Sometimes two drumsticks are enough to seal a person’s fate. „My father was an amateur drummer but hadn’t played for half an eternity,” says Norbert Pfammatter. “One day, I got hold of the drumsticks he’d put away.” Today, Pfammatter counts among the truly distinct personalities in the world of jazz drum luminaries.
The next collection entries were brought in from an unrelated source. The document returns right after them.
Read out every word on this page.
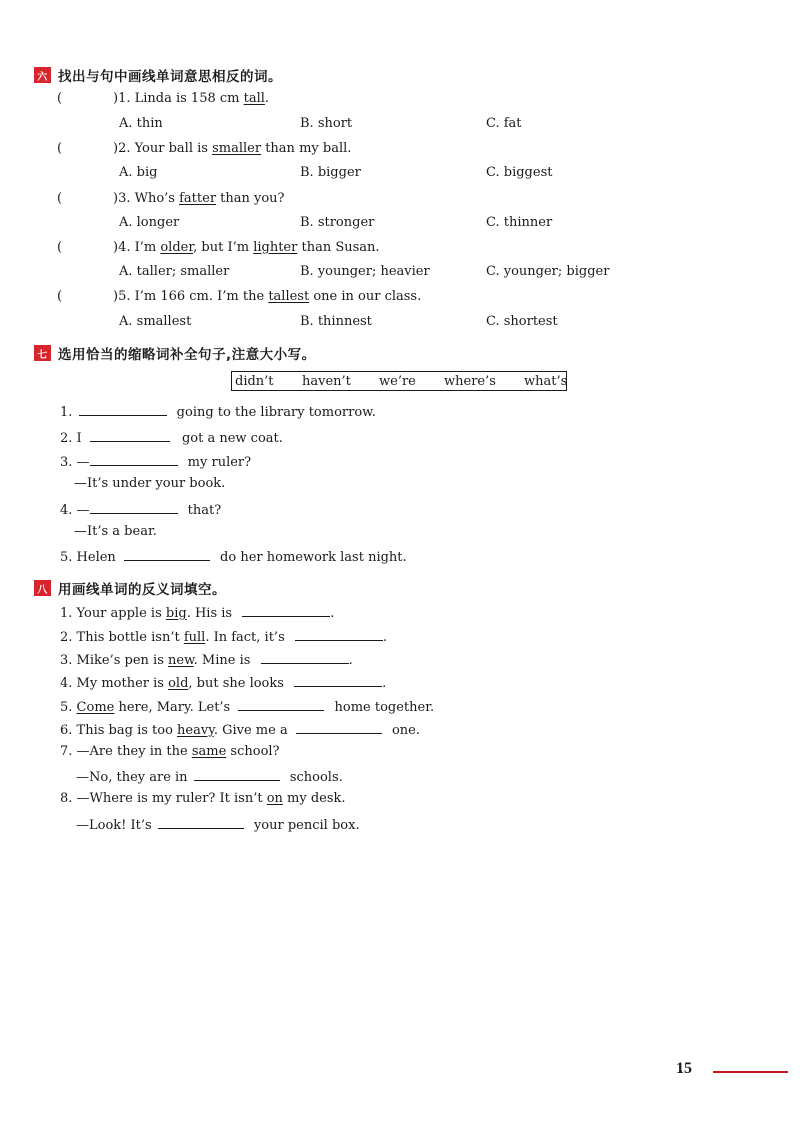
六 找出与句中画线单词意思相反的词。
(	)1. Linda is 158 cm tall.
A. thin	B. short	C. fat
(	)2. Your ball is smaller than my ball.
A. big	B. bigger	C. biggest
(	)3. Who’s fatter than you?
A. longer	B. stronger	C. thinner
(	)4. I’m older, but I’m lighter than Susan.
A. taller; smaller	B. younger; heavier	C. younger; bigger
(	)5. I’m 166 cm. I’m the tallest one in our class.
A. smallest	B. thinnest	C. shortest
七 选用恰当的缩略词补全句子,注意大小写。
didn’t haven’t we’re where’s what’s
1.	going to the library tomorrow.
2. I	got a new coat.
3. —	my ruler?
—It’s under your book.
4. —	that?
—It’s a bear.
5. Helen	do her homework last night.
八 用画线单词的反义词填空。
1. Your apple is big. His is	.
2. This bottle isn’t full. In fact, it’s	.
3. Mike’s pen is new. Mine is	.
4. My mother is old, but she looks	.
5. Come here, Mary. Let’s	home together.
6. This bag is too heavy. Give me a	one.
7. —Are they in the same school?
—No, they are in	schools.
8. —Where is my ruler? It isn’t on my desk.
—Look! It’s	your pencil box.
15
When Pfammatter talks about his fascination for jazz, which he discovered on TV thanks to broadcasts from Montreux, he uses keywords like „interplay”, „freedom”, „sound”, „moment” and „composition”. These keywords help distil a rather precise description of Pfammatter’s play, which is characterised as much by its dynamism as by its attention to detail: with his keen awareness of sound and an extraordinary love of freedom, Pfammatter composes the moment, while never neglecting the interaction with his co-players. In other words, this is a drummer who’s able to put his own stamp on each band he plays with, without crushing its members.
A wide range of different masters of percussive expression have had a formative influence on Pfammatter. At the first jazz concert he attended (Cedar Walton Quartet), Billy Higgins played the drums. Pfammatter remembers, „I understood nothing and yet I was profoundly moved.” He describes his studies with Billy Brooks at the Swiss Jazz School in Berne as a stroke of luck. The Afro-American drummer was not a conventional teacher: he was a mix between a groove genius, a shaman and a natural phenomenon. The fact that there’s no blatant lack of good jazz drummers in Switzerland is due to a large extent to his influence (and it goes without saying that in many respects Brooks also had a profound impact on Pfammatter’s work as a teacher). Another defining influence on Pfammatter was the solo concerts by Pierre Favre, which opened up a whole new world of sound to him.
So this is how Norbert Pfammatter has matured, over the years, to become a phenomenal polyrhythmist who cultivates a paradise of sounds in a groove shaker and always keeps his ears open to make new discoveries. Therefore, the list of colleagues who impress him not only contains the names of old masters (Max Roach, Elvin Jones, Paul Motian, Ed Blackwell and Jack DeJohnette, amongst others) but also those of younger drum exponents such as Nasheet Waits, Marcus Gilmore and Jorge Rossy. And in his own work, Pfammatter not only nurtures long-standing musical relationships (most significant of these to mention is his congenial cooperation with bassist Bänz Oester, for example, in the trio and quartet of saxophonist Donat Fisch), but he’s also keen on exchanges with musicians from the new generation. He worked particularly intensively in the past few years on the concerts with the singer Elina Duni’s quartet, which has Colin Vallon on piano and Patrice Moret on bass and his collaboration with saxophonist Michael Jaeger’s band, Kerouac, also deserves to be mentioned.